I was a development chemist with a large paint manufacturer in the 1960’s. A rival company had put a water thinned gloss on the market called Lightning. It exhibited all the problems that I see in this thread. It also had another major problem that it rapidly yellowed. This was caused by the main copolymer emulsion which contained polyvinyl chloride. The manufacturer of this ingredient claimed that the yellowing was due to iron in the water and that non-yellowing batches would be produced.. This did not happen
I produced a water thinned gloss with a gloss on a par with solvent based paint. But it suffered the usual fast drying problems and in can stability. I left the industry shortly after this to become a photographer. There does not seem to have been much progress over the last fifty years.

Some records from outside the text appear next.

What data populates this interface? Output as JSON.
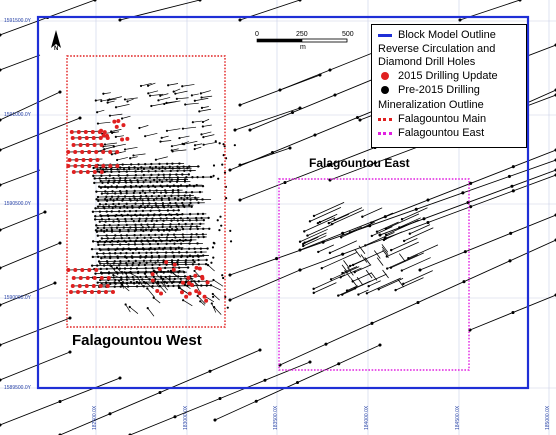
{
  "legend": {
    "block_model_outline": "Block Model Outline",
    "rc_dd_heading_line1": "Reverse Circulation and",
    "rc_dd_heading_line2": "Diamond Drill Holes",
    "drilling_2015": "2015 Drilling Update",
    "drilling_pre2015": "Pre-2015 Drilling",
    "mineralization_heading": "Mineralization Outline",
    "falagountou_main": "Falagountou Main",
    "falagountou_east": "Falagountou East"
  },
  "labels": {
    "falagountou_west": "Falagountou West",
    "falagountou_east": "Falagountou East",
    "north_arrow": "N"
  },
  "scale_bar": {
    "ticks": [
      "0",
      "250",
      "500"
    ],
    "unit": "m"
  },
  "coordinates": {
    "left": [
      "1591500.0Y",
      "1591000.0Y",
      "1590500.0Y",
      "1590000.0Y",
      "1589500.0Y"
    ],
    "bottom": [
      "182500.0X",
      "183000.0X",
      "183500.0X",
      "184000.0X",
      "184500.0X",
      "185000.0X"
    ]
  },
  "colors": {
    "block_model": "#1f2fd6",
    "drill_2015": "#e02020",
    "drill_pre2015": "#000000",
    "main_outline": "#e02020",
    "east_outline": "#e020e0",
    "grid": "#9aa6cc"
  }
}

I experimented in my home some years ago and coated the woodwork in a bedroom with acrylic undercoat/primer, two coats, and put a top coat of acrylic floor varnish gloss finish on and it looked and felt stunning. Twelve years later it is still very white and the floor varnish finish has resisted wear and tear. This method was both quick, due to acrylics' short drying time, and easy to apply.
I would have loved to have continued my research and development work into producing a marketable water thinned gloss. At that time it was the Holy Grail in the paint industry. Interest in polymers containing halogens did not take off except for fire retardant paints. The main interest was switching to styrene acrylics. Use of inverse emulsions was also being tried.
One of the main problems is the different mechanisms that occur on drying.With solvent thinned paints once the solvent has evaporated the resin slowly reacts with oxygen in the air to form a tough glossy waterproof surface. With water thinned when the water evaporates the emulsion particles coalesce together with the pigment particles. No immediate oxidation occurs. Various additives are employed to give as high a gloss as possible.